Thursday, February 5, 2015

February 4




HOWE FILES:Paxton Alm:Pictures:pencil:chicka.JPG

The chick-a-dees seem to be in a frenzy this afternoon at the feeder outside the sunroom. Sarah will fill the tube in the morning with black oil sunflower, and by midafternoon it is nearly ¾ empty. Spend time watching the feeder for a few minutes, and it is easy to see why the feed drops so quickly.

With four perching holes at the feeder, each has a chick-a-dee client almost continually. It is comical to watch, with chick-a-dees-in-waiting either perched on the top of the tube itself or the shepherd’s pole or fluttering nearby waiting for a space to vacate.
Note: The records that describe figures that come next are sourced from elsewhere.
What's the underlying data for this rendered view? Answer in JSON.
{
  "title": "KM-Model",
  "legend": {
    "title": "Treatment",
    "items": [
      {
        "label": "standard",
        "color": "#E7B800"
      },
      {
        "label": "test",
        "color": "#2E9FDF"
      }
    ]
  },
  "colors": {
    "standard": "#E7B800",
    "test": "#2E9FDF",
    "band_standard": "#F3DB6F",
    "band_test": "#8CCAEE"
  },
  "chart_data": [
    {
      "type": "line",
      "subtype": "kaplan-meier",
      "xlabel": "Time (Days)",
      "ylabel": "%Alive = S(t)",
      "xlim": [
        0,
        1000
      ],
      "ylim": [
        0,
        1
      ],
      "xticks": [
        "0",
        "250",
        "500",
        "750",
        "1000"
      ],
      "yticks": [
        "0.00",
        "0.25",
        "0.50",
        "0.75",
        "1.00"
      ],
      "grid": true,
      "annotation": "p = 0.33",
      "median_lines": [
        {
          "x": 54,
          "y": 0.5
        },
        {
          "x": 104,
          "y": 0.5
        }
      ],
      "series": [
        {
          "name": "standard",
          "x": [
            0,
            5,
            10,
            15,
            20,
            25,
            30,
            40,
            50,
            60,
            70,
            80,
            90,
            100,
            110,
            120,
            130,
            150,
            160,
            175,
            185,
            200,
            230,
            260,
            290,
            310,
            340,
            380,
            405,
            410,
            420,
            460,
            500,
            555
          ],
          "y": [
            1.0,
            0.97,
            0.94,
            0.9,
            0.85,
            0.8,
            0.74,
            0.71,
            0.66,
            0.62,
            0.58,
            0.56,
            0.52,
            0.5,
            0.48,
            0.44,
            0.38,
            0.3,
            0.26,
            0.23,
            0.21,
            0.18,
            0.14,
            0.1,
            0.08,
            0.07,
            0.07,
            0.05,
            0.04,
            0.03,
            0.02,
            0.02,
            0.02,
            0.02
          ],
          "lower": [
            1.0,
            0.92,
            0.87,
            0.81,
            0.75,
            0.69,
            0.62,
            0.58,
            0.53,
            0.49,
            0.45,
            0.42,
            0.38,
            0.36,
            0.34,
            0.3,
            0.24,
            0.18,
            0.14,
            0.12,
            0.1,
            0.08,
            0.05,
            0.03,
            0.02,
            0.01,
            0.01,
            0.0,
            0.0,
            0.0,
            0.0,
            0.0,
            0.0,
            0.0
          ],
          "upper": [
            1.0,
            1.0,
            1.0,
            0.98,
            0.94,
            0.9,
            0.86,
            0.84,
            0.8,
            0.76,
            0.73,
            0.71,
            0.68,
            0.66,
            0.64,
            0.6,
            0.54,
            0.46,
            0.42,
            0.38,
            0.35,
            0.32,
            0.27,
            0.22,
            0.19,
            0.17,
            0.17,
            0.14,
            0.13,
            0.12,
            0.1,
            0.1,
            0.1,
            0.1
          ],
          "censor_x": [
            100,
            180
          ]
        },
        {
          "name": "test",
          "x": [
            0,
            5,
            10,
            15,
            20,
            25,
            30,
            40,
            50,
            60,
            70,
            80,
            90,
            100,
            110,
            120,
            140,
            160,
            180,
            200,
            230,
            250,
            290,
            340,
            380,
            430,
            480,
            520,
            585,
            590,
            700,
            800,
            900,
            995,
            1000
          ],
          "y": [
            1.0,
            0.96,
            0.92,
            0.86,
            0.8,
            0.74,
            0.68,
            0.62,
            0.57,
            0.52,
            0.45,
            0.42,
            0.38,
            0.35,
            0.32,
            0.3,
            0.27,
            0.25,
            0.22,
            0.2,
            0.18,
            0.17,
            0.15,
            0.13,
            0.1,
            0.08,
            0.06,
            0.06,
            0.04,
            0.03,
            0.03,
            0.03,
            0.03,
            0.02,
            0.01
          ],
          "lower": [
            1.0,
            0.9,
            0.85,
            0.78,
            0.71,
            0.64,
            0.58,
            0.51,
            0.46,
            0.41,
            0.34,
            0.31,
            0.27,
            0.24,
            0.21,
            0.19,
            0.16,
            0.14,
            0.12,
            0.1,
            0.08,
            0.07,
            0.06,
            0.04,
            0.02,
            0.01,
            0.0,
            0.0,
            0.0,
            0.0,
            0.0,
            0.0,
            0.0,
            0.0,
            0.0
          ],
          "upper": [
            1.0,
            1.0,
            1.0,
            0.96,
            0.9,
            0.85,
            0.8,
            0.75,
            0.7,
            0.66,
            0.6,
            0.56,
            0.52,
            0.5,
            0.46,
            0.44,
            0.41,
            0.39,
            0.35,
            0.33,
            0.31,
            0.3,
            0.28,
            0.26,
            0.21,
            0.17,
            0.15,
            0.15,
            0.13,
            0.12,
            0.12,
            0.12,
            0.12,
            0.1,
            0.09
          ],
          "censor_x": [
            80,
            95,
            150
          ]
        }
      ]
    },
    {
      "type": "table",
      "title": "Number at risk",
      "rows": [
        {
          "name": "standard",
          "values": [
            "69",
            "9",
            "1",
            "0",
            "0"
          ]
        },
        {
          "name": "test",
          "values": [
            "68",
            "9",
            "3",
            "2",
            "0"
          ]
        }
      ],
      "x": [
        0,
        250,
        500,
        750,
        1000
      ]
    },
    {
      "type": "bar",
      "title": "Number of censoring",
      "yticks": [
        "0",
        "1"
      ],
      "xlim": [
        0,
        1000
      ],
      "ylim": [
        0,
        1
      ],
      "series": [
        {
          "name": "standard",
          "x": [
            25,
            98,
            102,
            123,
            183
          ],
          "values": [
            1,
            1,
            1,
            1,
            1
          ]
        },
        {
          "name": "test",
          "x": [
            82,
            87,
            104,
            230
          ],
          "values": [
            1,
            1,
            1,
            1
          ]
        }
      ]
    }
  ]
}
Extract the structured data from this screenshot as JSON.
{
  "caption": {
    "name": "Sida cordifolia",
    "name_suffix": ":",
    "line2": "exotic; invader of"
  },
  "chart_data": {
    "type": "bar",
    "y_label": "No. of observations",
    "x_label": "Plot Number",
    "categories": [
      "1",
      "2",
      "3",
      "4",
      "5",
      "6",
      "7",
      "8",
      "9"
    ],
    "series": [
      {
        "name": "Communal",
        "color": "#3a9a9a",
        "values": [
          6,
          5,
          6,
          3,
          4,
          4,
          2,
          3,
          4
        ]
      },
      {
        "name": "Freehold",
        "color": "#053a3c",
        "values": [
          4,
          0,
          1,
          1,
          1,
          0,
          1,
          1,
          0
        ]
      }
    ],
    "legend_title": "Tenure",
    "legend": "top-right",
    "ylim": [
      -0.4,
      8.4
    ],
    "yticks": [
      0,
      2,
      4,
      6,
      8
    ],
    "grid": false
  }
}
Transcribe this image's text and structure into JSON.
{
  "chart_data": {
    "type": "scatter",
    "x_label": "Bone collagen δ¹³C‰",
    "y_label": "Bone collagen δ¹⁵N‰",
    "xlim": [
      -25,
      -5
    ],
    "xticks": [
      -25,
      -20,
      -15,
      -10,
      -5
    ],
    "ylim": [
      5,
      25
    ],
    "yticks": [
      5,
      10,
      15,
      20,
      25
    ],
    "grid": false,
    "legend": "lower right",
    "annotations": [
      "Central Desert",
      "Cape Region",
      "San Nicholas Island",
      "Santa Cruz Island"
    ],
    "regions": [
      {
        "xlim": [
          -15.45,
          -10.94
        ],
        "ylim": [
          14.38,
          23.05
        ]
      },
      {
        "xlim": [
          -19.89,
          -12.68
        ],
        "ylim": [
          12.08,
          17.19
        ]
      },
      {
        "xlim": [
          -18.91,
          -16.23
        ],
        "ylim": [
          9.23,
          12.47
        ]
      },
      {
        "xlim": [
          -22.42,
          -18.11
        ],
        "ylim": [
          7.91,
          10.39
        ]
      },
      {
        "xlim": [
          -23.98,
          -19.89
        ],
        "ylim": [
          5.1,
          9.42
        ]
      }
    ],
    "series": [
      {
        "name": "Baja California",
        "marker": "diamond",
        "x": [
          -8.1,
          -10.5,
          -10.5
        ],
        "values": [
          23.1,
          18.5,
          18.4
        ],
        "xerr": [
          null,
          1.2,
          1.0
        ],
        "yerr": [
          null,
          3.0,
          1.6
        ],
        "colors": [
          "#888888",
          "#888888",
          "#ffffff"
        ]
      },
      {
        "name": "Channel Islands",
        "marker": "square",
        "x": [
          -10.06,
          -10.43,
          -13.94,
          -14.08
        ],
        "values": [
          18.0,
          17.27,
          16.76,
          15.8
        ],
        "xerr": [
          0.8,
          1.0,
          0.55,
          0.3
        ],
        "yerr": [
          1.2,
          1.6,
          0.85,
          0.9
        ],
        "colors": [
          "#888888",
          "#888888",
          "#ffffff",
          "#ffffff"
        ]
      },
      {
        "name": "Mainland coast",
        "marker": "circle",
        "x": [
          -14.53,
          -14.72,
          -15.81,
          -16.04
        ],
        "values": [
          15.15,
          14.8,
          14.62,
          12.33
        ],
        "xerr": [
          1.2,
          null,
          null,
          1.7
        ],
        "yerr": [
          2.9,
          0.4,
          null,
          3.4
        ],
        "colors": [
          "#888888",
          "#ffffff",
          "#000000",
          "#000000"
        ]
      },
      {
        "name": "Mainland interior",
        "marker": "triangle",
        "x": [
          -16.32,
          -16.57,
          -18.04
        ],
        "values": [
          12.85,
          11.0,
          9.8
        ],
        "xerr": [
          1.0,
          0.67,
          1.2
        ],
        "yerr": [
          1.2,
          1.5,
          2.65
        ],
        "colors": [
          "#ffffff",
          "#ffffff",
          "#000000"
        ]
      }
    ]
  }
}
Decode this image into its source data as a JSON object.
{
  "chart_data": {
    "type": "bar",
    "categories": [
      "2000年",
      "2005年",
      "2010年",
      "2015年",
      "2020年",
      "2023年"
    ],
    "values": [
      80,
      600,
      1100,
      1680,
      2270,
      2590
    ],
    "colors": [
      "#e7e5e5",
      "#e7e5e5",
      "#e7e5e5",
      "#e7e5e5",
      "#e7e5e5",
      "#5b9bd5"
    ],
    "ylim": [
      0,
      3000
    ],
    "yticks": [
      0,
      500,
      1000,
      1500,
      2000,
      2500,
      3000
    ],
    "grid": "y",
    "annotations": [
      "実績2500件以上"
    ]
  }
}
At one time I counted 16 birds near the feeder, all in a frenzy trying to get their fill of seed.


This degree of earnest foraging may suggest the beginning stage of preparing for the summer migration. Such birds will accumulate fat reserves from which they draw upon when making their long return flights to the north.

Without the feeder here, the birds would rely on the natural seed, cast off from either tree or weed, and likely they would forage in the lower woods or the line of spruce across the road. And in those non-mast years, when the trees produce far less seed, the birds are more earnest about their pickings. This may explain why it seems particularly frenetic at our feeder, as if the available food source in the surrounding woods is thin, while our high-protein sunflower is gluttonously plenty.

We’ll enjoy them for awhile – the friendly little chick-a-dees, who seem unperturbed by our coming and goings, cocking their heads and regarding us with small beady black eyes as we pass closely by. They, the juncos and the titmice are our predominant winter small birds in the dooryard. We have our house finches, yellows, starlings and grackles, cardinals and jays. But the chick-a-dees remain our affable feeder tenants.